Bill description: HB 575 makes it possible for distilling companies to hold tastings at state liquor stores.
Does it transfer a function of the private sector to the government? Examples include government ownership or control of any providers of goods or services such as the Land Board’s purchase of a self-storage facility, mandatory emissions testing, or pre-kindergarten. Conversely, does it eliminate a function of government or return a function of government to the private sector?
HB 575 establishes a framework through which a manufacturer or supplier of distilled spirits can conduct a tasting of its product or products at a state liquor store. Unfortunately, this bill does not get government out of the business of selling alcohol. But it does give manufacturers and suppliers of distilled spirits a marketing opportunity they do not have under current law.
Analyst's Note: HB 575 is similar to HB 414, introduced earlier this year, but this latest iteration is worse in two respects.
First, it adds a provision that would require the distilled spirits supplier to notify the Idaho State Police before it conducts any tasting event under the rules of this section. Not only is this entirely unnecessary, but it pushes Idaho further in the direction of over regulation of commerce.

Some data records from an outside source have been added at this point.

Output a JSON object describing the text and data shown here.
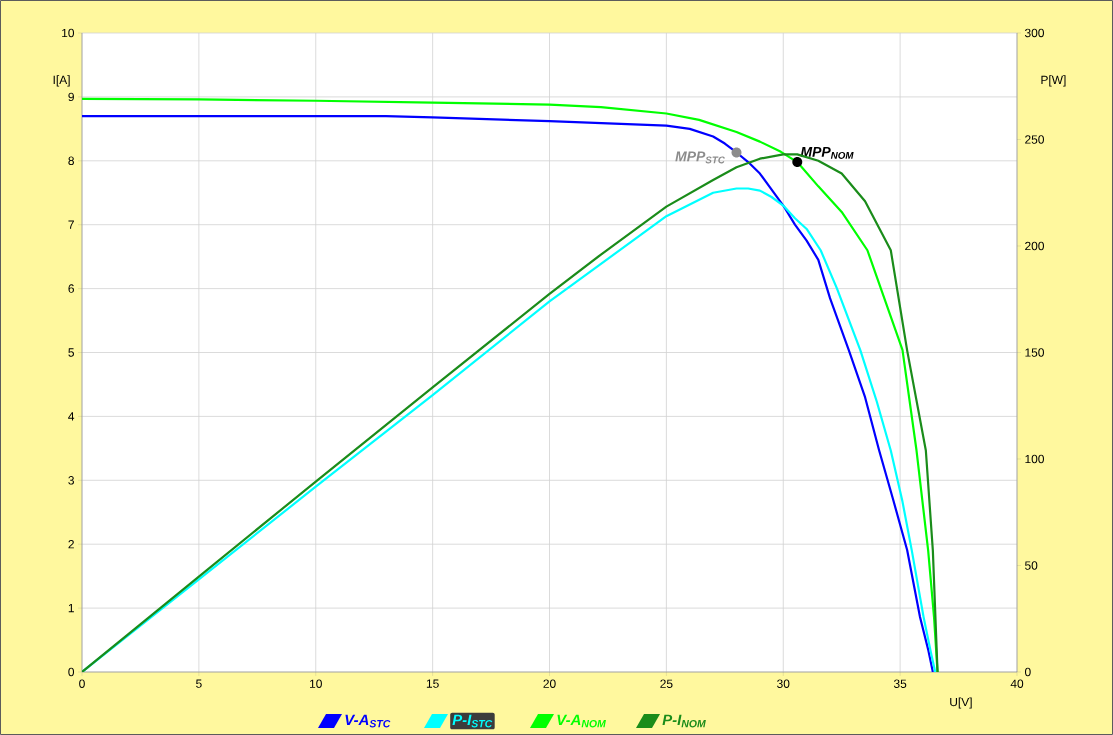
{
  "chart_data": {
    "type": "line",
    "xlabel": "U[V]",
    "ylabel": "I[A]",
    "y2label": "P[W]",
    "xlim": [
      0,
      40
    ],
    "xticks": [
      0,
      5,
      10,
      15,
      20,
      25,
      30,
      35,
      40
    ],
    "ylim": [
      0,
      10
    ],
    "yticks": [
      0,
      1,
      2,
      3,
      4,
      5,
      6,
      7,
      8,
      9,
      10
    ],
    "y2lim": [
      0,
      300
    ],
    "y2ticks": [
      0,
      50,
      100,
      150,
      200,
      250,
      300
    ],
    "grid": true,
    "legend": "bottom",
    "series": [
      {
        "name": "V-A$_{STC}$",
        "color": "#0000ff",
        "x": [
          0,
          5,
          10,
          13,
          15,
          20,
          25,
          26,
          27,
          27.5,
          28,
          28.5,
          29,
          29.5,
          30,
          30.5,
          31,
          31.5,
          32,
          32.8,
          33.5,
          34.1,
          34.7,
          35.3,
          35.85,
          36.2,
          36.4
        ],
        "values": [
          8.7,
          8.7,
          8.7,
          8.7,
          8.68,
          8.62,
          8.55,
          8.5,
          8.38,
          8.27,
          8.13,
          7.98,
          7.8,
          7.55,
          7.3,
          7.0,
          6.75,
          6.45,
          5.85,
          5.04,
          4.3,
          3.47,
          2.7,
          1.91,
          0.86,
          0.35,
          0
        ]
      },
      {
        "name": "P-I$_{STC}$",
        "color": "#00ffff",
        "axis": "y2",
        "x": [
          0,
          5,
          10,
          15,
          20,
          25,
          27,
          28,
          28.5,
          29,
          29.5,
          30,
          30.5,
          31,
          31.6,
          32.3,
          33.3,
          34,
          34.6,
          35.1,
          35.5,
          36,
          36.3,
          36.5
        ],
        "values": [
          0,
          43.5,
          87,
          130,
          174,
          214,
          225,
          227,
          227,
          226,
          223,
          219,
          213,
          208,
          198,
          180,
          151,
          127,
          104,
          80,
          57,
          26,
          10,
          0
        ]
      },
      {
        "name": "V-A$_{NOM}$",
        "color": "#00ff00",
        "x": [
          0,
          5,
          10,
          15,
          20,
          22.2,
          25,
          26.4,
          28,
          29,
          29.9,
          30.6,
          31.5,
          32.5,
          33.6,
          35.1,
          35.7,
          36.2,
          36.45,
          36.6
        ],
        "values": [
          8.97,
          8.96,
          8.94,
          8.91,
          8.88,
          8.84,
          8.74,
          8.64,
          8.45,
          8.3,
          8.14,
          7.98,
          7.6,
          7.2,
          6.6,
          5.04,
          3.47,
          1.9,
          0.86,
          0
        ]
      },
      {
        "name": "P-I$_{NOM}$",
        "color": "#1a8c1a",
        "axis": "y2",
        "x": [
          0,
          5,
          10,
          15,
          20,
          22.2,
          25,
          27,
          28,
          29,
          30,
          30.6,
          31.5,
          32.5,
          33.5,
          34.6,
          35.3,
          36.1,
          36.4,
          36.6
        ],
        "values": [
          0,
          44.8,
          89.4,
          133.6,
          177.5,
          196,
          218.5,
          231,
          237,
          241,
          243,
          243,
          240,
          234,
          221,
          198,
          151,
          104,
          57,
          0
        ]
      },
      {
        "type": "scatter",
        "marker": "circle",
        "color": "#8c8c8c",
        "x": [
          28.0
        ],
        "values": [
          8.13
        ]
      },
      {
        "type": "scatter",
        "marker": "circle",
        "color": "#000000",
        "x": [
          30.6
        ],
        "values": [
          7.98
        ]
      }
    ],
    "annotations": [
      {
        "text": "MPP$_{STC}$",
        "x": 28.0,
        "y": 8.13
      },
      {
        "text": "MPP$_{NOM}$",
        "x": 30.6,
        "y": 7.98
      }
    ]
  }
}
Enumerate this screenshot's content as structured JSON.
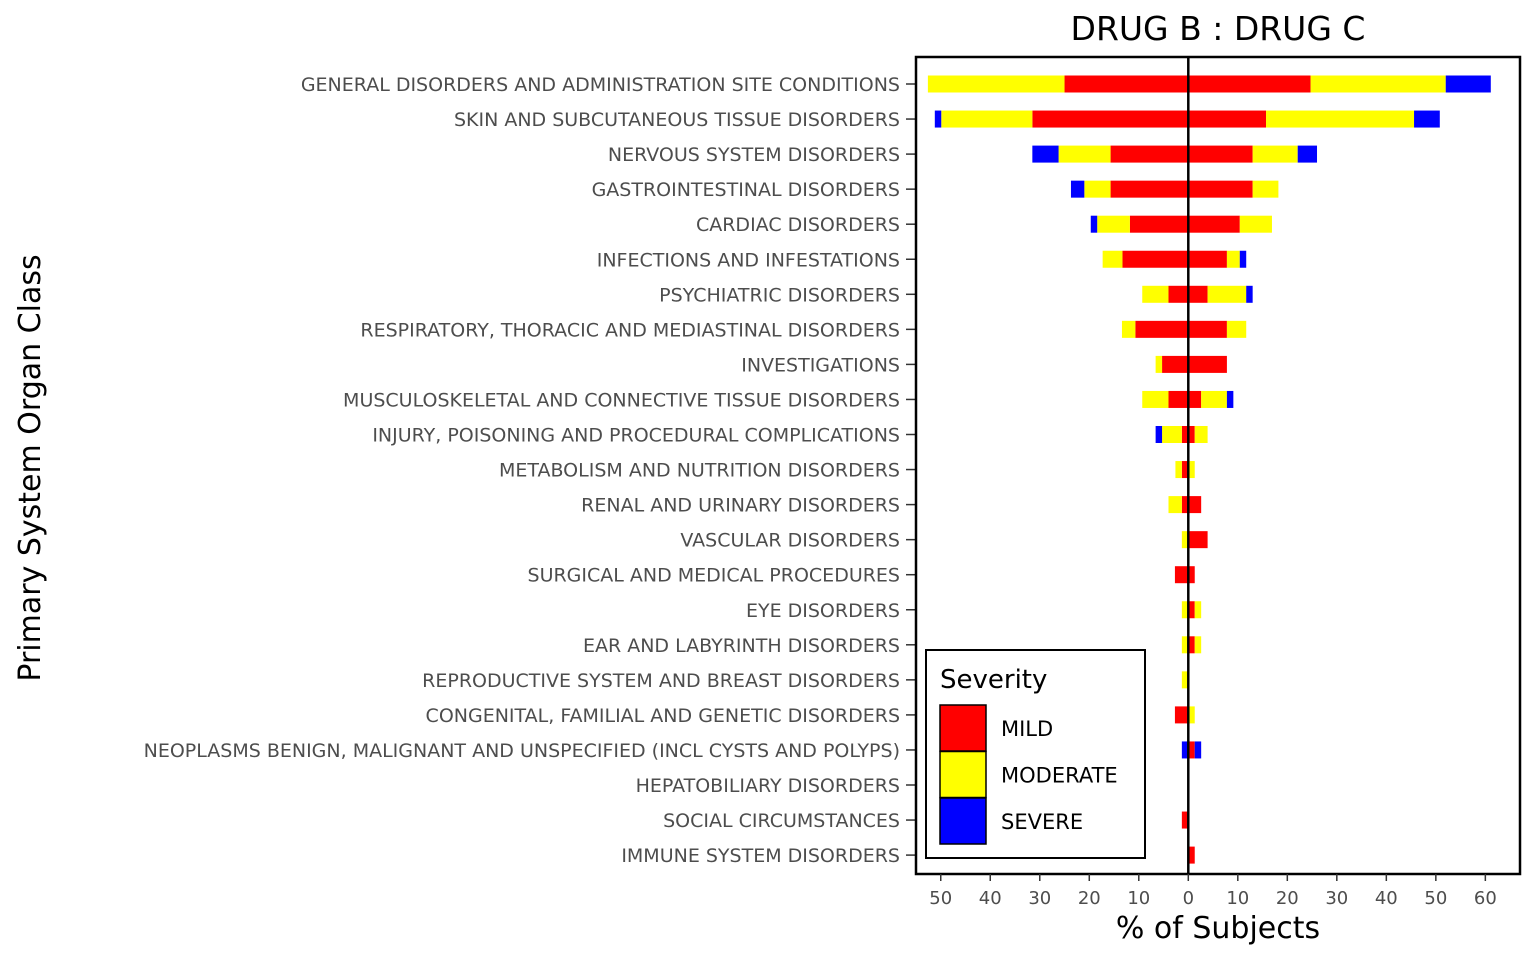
{
  "chart_data": {
    "type": "bar",
    "orientation": "horizontal",
    "stacked": "diverging",
    "title": "DRUG B : DRUG C",
    "xlabel": "% of Subjects",
    "ylabel": "Primary System Organ Class",
    "xlim": [
      -55,
      67
    ],
    "xticks": [
      -50,
      -40,
      -30,
      -20,
      -10,
      0,
      10,
      20,
      30,
      40,
      50,
      60
    ],
    "xtick_labels": [
      "50",
      "40",
      "30",
      "20",
      "10",
      "0",
      "10",
      "20",
      "30",
      "40",
      "50",
      "60"
    ],
    "left_group": "DRUG B",
    "right_group": "DRUG C",
    "grid": false,
    "legend_position": "bottom-left-inside",
    "legend_title": "Severity",
    "categories": [
      "GENERAL DISORDERS AND ADMINISTRATION SITE CONDITIONS",
      "SKIN AND SUBCUTANEOUS TISSUE DISORDERS",
      "NERVOUS SYSTEM DISORDERS",
      "GASTROINTESTINAL DISORDERS",
      "CARDIAC DISORDERS",
      "INFECTIONS AND INFESTATIONS",
      "PSYCHIATRIC DISORDERS",
      "RESPIRATORY, THORACIC AND MEDIASTINAL DISORDERS",
      "INVESTIGATIONS",
      "MUSCULOSKELETAL AND CONNECTIVE TISSUE DISORDERS",
      "INJURY, POISONING AND PROCEDURAL COMPLICATIONS",
      "METABOLISM AND NUTRITION DISORDERS",
      "RENAL AND URINARY DISORDERS",
      "VASCULAR DISORDERS",
      "SURGICAL AND MEDICAL PROCEDURES",
      "EYE DISORDERS",
      "EAR AND LABYRINTH DISORDERS",
      "REPRODUCTIVE SYSTEM AND BREAST DISORDERS",
      "CONGENITAL, FAMILIAL AND GENETIC DISORDERS",
      "NEOPLASMS BENIGN, MALIGNANT AND UNSPECIFIED (INCL CYSTS AND POLYPS)",
      "HEPATOBILIARY DISORDERS",
      "SOCIAL CIRCUMSTANCES",
      "IMMUNE SYSTEM DISORDERS"
    ],
    "series": [
      {
        "name": "MILD",
        "color": "#ff0000",
        "left_values": [
          25.0,
          31.5,
          15.7,
          15.7,
          11.8,
          13.3,
          4.0,
          10.7,
          5.3,
          4.0,
          1.3,
          1.3,
          1.3,
          0,
          2.7,
          0,
          0,
          0,
          2.7,
          0,
          0,
          1.3,
          0
        ],
        "right_values": [
          24.7,
          15.7,
          13.0,
          13.0,
          10.4,
          7.8,
          3.9,
          7.8,
          7.8,
          2.6,
          1.3,
          0,
          2.6,
          3.9,
          1.3,
          1.3,
          1.3,
          0,
          0,
          1.3,
          0,
          0,
          1.3
        ]
      },
      {
        "name": "MODERATE",
        "color": "#ffff00",
        "left_values": [
          27.6,
          18.4,
          10.5,
          5.3,
          6.6,
          4.0,
          5.3,
          2.7,
          1.3,
          5.3,
          4.0,
          1.3,
          2.7,
          1.3,
          0,
          1.3,
          1.3,
          1.3,
          0,
          0,
          0,
          0,
          0
        ],
        "right_values": [
          27.3,
          29.9,
          9.1,
          5.2,
          6.5,
          2.6,
          7.8,
          3.9,
          0,
          5.2,
          2.6,
          1.3,
          0,
          0,
          0,
          1.3,
          1.3,
          0,
          1.3,
          0,
          0,
          0,
          0
        ]
      },
      {
        "name": "SEVERE",
        "color": "#0000ff",
        "left_values": [
          0,
          1.3,
          5.3,
          2.7,
          1.3,
          0,
          0,
          0,
          0,
          0,
          1.3,
          0,
          0,
          0,
          0,
          0,
          0,
          0,
          0,
          1.3,
          0,
          0,
          0
        ],
        "right_values": [
          9.1,
          5.2,
          3.9,
          0,
          0,
          1.3,
          1.3,
          0,
          0,
          1.3,
          0,
          0,
          0,
          0,
          0,
          0,
          0,
          0,
          0,
          1.3,
          0,
          0,
          0
        ]
      }
    ]
  }
}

Second, it forbids the State Liquor Division from advertising or otherwise promoting to the public a tasting event that is held within the bounds of this legislation. The state holds an absolute monopoly on liquor sales, controls all the stores, and operates the websites for these stores. Yet this government monopoly will not even inform the public about a tasting taking place in a store that it operates. This prohibition serves no rational purpose and is entirely contrary to the logical operation of a business enterprise.